Zunächst sprach keiner von den dreien ein Wort. Wessley wartete ab. Als er aber merkte, daß das Mädchen Anstalten machte davonzulaufen, griff er ein.

„Verlassen Sie augenblicklich diesen Platz!“ wandte er sich scharf an Crocks.

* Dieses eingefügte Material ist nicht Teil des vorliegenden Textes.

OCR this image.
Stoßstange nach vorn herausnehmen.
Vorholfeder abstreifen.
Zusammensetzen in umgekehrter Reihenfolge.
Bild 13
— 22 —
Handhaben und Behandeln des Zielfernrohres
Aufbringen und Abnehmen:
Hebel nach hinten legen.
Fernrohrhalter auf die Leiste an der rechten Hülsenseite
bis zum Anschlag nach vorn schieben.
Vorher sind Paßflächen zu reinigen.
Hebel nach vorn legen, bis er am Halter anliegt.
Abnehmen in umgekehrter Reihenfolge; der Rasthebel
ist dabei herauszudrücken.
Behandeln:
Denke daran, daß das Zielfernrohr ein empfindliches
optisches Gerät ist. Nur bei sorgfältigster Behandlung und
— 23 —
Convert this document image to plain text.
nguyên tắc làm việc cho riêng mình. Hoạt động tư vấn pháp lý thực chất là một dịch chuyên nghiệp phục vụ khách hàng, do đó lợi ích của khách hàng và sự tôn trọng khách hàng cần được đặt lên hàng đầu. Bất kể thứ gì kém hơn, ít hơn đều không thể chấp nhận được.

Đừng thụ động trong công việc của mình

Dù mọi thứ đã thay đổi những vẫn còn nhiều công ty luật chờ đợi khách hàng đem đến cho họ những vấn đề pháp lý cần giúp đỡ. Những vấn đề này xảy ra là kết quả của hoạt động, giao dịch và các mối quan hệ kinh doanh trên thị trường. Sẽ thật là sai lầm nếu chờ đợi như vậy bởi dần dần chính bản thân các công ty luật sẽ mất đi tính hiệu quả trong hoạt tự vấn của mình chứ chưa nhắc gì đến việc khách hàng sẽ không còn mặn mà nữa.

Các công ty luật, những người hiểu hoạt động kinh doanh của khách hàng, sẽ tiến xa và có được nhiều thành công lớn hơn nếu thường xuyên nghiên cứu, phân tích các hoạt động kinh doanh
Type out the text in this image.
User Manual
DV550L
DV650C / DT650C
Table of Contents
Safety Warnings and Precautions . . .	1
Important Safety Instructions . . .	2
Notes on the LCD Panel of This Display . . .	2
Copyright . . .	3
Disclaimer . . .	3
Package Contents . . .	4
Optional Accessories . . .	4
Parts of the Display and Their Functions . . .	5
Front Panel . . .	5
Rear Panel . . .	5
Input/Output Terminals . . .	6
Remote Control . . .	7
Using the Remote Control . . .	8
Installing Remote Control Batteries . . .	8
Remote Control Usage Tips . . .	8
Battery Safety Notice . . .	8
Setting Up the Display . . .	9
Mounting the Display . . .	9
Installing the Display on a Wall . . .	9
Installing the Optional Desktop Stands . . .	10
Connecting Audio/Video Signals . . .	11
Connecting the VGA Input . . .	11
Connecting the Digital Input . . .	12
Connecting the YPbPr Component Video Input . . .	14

„Nur immer mit der Ruhe, junger Mann“, erwiderte Crocks grollend. „Will Sie ja nur warnen. Die Kleine hier ist nämlich ein ganz gerissenes Frauenzimmer. Sie wären nicht der erste, dem sie die Moneten aus der Tasche zieht. Hab’s selber erlebt ...“

„Schämen Sie sich!“ sagte das Mädchen heftig und beinahe weinend. „Sie kennen mich ja gar nicht. Wie können Sie so lügen, so gemein lügen ...“

„Sachte, sachte“, wehrte er ab. „Und ob ich dich kenne, Kleine ...“

„Sie lügen!“ erklärte Wessley wütend. „Und wenn Sie jetzt nicht sofort ...“

„Was regen Sie sich denn auf, junger Mann?“ fragte Crocks erstaunt. „Fragen Sie doch die Kleine, ob sie auch Fred Maising nicht kennt. Ich meine den Maising, den sich heute die Polizei zur näheren Besichtigung abholte! Fragen Sie sie doch!“

Das Mädchen sah den Fremden so entsetzt und so — schuldbewußt an, daß Wessley sich die Frage ersparen konnte. Er fing noch einen flehenden Blick aus ihren großen blauen Augen auf, dann war sie aufgesprungen und lief davon, an der Bar vorbei und durch die Drehtür hinaus.